๐๐ฎ๐๐ฎ ๐ฅ๐๐ป๐๐ถ๐บ๐ฒ ๐ฃ๐ผ๐น๐๐บ๐ผ๐ฟ๐ฝ๐ต๐ถ๐๐บ ๐๐ ๐ฝ๐น๐ฎ๐ถ๐ป๐ฒ๐ฑ
Method overriding is more than writing a method in a child class. It connects many Java concepts.
Look at reference types. Dog dog = new Dog(); Dog is the class. dog is the reference. new Dog() is the object.
Now try this: Animal animal = new Dog(); This is upcasting. Java lets you store a child object in a parent reference.
Method overriding happens when a child class changes a parent method. You must follow strict rules.
- Method name must match.
- Parameter count must match.
- Parameter types must match.
- Parameter order must match.
Return types usually match. Java also allows covariant return types. A child class method returns a more specific type.
This creates runtime polymorphism.

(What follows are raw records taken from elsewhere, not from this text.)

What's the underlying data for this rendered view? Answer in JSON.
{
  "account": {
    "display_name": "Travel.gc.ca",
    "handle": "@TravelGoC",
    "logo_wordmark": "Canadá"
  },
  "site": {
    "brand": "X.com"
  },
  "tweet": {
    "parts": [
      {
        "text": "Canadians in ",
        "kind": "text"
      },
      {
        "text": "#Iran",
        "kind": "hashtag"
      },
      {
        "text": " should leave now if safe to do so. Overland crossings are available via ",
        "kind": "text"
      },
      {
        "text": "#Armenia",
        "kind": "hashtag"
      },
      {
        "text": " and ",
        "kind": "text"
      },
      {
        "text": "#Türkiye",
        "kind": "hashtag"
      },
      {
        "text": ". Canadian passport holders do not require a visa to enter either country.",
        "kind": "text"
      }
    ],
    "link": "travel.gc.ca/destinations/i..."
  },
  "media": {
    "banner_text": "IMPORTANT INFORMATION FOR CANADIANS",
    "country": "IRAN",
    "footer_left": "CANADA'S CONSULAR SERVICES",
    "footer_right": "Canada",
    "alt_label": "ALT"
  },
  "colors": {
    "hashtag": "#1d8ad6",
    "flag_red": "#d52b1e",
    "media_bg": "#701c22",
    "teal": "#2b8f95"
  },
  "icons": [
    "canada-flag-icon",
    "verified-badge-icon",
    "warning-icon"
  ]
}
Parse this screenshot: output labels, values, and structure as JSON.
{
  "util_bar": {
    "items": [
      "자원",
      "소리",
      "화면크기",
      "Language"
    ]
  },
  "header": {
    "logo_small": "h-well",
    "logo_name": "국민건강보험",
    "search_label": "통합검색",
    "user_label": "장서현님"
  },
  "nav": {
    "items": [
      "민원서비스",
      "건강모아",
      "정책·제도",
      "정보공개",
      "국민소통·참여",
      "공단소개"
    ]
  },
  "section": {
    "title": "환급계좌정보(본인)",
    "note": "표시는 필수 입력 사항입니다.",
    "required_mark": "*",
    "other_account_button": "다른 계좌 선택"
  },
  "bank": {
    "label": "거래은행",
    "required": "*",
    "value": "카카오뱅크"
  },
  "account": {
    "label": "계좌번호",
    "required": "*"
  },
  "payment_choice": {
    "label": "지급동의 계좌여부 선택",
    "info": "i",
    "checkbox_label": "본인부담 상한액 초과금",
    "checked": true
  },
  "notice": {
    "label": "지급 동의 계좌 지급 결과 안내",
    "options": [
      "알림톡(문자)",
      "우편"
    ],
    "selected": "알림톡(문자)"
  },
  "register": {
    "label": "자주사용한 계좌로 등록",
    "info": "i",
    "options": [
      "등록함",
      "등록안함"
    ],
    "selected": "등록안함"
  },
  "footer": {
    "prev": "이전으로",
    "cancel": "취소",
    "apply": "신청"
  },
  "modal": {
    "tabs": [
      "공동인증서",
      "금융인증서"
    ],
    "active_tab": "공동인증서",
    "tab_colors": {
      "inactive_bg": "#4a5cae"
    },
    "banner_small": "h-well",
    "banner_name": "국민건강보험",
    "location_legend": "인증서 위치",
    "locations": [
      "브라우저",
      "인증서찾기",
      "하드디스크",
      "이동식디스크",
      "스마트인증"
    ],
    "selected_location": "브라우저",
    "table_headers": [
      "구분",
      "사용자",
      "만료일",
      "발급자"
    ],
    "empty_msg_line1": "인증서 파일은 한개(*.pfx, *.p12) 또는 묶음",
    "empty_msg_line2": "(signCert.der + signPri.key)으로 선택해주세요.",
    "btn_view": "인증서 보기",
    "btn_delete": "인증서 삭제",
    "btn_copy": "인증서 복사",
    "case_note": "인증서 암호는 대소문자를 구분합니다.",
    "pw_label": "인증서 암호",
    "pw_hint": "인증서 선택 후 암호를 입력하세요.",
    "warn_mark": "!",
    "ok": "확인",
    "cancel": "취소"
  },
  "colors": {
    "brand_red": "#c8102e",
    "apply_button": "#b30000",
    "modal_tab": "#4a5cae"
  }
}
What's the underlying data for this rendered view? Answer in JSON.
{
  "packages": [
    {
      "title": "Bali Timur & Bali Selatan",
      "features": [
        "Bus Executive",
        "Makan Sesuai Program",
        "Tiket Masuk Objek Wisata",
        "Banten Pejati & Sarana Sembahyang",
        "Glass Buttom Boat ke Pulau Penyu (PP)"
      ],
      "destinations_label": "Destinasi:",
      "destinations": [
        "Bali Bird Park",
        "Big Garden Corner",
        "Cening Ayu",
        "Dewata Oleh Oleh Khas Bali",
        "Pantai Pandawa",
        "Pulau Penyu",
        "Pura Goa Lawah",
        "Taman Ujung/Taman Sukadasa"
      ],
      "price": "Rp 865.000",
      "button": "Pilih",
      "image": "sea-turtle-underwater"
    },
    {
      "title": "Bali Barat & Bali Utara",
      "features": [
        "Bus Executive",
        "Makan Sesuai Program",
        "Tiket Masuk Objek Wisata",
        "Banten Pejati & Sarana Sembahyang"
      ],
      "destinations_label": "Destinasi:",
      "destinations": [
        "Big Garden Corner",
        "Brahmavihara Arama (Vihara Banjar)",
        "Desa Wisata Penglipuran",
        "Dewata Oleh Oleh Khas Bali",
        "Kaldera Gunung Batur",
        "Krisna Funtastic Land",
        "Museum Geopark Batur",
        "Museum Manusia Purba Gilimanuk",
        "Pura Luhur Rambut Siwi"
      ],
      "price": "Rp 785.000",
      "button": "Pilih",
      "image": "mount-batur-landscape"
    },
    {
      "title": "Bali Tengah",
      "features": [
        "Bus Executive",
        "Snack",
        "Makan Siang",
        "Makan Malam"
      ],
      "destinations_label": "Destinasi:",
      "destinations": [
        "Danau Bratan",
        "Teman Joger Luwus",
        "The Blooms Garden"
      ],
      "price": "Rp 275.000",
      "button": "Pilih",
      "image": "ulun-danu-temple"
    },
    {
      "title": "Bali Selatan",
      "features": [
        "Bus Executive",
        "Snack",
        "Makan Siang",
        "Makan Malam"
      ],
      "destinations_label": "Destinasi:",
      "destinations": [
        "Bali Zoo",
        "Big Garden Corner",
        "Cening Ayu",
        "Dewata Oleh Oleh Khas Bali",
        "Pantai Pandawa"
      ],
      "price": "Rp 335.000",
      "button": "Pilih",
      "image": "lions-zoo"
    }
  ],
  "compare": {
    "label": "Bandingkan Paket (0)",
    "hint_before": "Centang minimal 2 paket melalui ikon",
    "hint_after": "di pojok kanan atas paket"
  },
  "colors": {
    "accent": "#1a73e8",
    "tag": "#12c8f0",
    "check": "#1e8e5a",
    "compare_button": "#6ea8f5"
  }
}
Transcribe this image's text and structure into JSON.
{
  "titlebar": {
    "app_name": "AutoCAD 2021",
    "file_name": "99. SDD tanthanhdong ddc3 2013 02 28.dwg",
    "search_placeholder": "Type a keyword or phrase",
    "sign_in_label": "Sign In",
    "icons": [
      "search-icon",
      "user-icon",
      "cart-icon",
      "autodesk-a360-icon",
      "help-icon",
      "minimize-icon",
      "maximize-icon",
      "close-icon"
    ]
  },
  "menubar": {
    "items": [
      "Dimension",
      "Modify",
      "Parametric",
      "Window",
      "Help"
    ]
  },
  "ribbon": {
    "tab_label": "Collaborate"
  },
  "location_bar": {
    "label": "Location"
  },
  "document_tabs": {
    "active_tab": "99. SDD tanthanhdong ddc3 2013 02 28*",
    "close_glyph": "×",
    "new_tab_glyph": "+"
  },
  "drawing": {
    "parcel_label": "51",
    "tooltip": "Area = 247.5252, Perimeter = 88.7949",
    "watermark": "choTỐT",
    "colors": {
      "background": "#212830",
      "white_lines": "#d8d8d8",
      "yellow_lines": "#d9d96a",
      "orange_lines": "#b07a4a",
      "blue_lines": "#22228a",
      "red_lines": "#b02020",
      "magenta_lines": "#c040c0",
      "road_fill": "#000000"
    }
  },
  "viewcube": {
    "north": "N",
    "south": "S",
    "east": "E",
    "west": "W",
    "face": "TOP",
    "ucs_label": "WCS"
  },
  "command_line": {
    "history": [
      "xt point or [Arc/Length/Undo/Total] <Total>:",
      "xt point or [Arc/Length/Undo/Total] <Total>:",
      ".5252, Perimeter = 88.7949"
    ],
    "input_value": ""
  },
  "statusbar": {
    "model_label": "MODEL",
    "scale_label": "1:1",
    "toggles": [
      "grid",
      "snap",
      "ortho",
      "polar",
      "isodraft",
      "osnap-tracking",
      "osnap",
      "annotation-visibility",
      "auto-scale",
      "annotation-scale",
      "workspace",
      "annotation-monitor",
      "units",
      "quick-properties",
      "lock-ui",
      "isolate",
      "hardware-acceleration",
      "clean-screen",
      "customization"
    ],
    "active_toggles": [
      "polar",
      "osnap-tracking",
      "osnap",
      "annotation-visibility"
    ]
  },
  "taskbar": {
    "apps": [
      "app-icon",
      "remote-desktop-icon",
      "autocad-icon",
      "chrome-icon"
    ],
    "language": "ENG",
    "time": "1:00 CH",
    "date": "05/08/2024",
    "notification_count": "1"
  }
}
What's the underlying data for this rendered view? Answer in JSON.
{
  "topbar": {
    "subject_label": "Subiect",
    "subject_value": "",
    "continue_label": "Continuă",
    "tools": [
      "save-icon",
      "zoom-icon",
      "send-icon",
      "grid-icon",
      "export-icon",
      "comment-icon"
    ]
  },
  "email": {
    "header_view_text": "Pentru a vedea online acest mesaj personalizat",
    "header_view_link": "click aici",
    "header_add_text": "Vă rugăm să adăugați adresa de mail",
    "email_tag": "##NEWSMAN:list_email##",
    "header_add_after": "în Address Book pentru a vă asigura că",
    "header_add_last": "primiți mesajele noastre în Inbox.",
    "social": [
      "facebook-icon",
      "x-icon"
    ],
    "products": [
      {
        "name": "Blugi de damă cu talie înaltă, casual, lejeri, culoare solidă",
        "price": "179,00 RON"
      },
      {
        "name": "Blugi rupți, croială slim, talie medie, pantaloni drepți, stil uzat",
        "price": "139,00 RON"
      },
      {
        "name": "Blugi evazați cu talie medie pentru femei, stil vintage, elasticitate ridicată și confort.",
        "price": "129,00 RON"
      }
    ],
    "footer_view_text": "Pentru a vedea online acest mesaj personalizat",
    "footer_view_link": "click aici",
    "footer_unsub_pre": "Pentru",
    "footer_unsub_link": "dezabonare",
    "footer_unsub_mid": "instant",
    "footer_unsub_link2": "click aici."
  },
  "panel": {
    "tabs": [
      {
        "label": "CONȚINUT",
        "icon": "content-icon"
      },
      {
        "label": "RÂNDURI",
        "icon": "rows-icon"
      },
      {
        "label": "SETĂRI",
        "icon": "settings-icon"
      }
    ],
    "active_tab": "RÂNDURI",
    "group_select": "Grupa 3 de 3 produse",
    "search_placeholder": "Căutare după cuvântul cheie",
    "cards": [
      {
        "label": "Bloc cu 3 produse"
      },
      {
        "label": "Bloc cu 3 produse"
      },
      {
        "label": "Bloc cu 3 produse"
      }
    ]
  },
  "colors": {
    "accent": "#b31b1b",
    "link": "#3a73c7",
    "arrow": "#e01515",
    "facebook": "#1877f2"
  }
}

Animal animal = new Dog(); animal.makeSound();
The compiler sees the reference type. The program sees the object type. Java calls the Dog method during execution.
This is dynamic method dispatch.
- Reference type decides visible methods.
- Object type decides which method runs.
I tested this with an employee system. Employee e1 = new Developer(); Employee e2 = new Tester(); Both use the same reference type. Both run different code.
Overriding is the base for flexible design.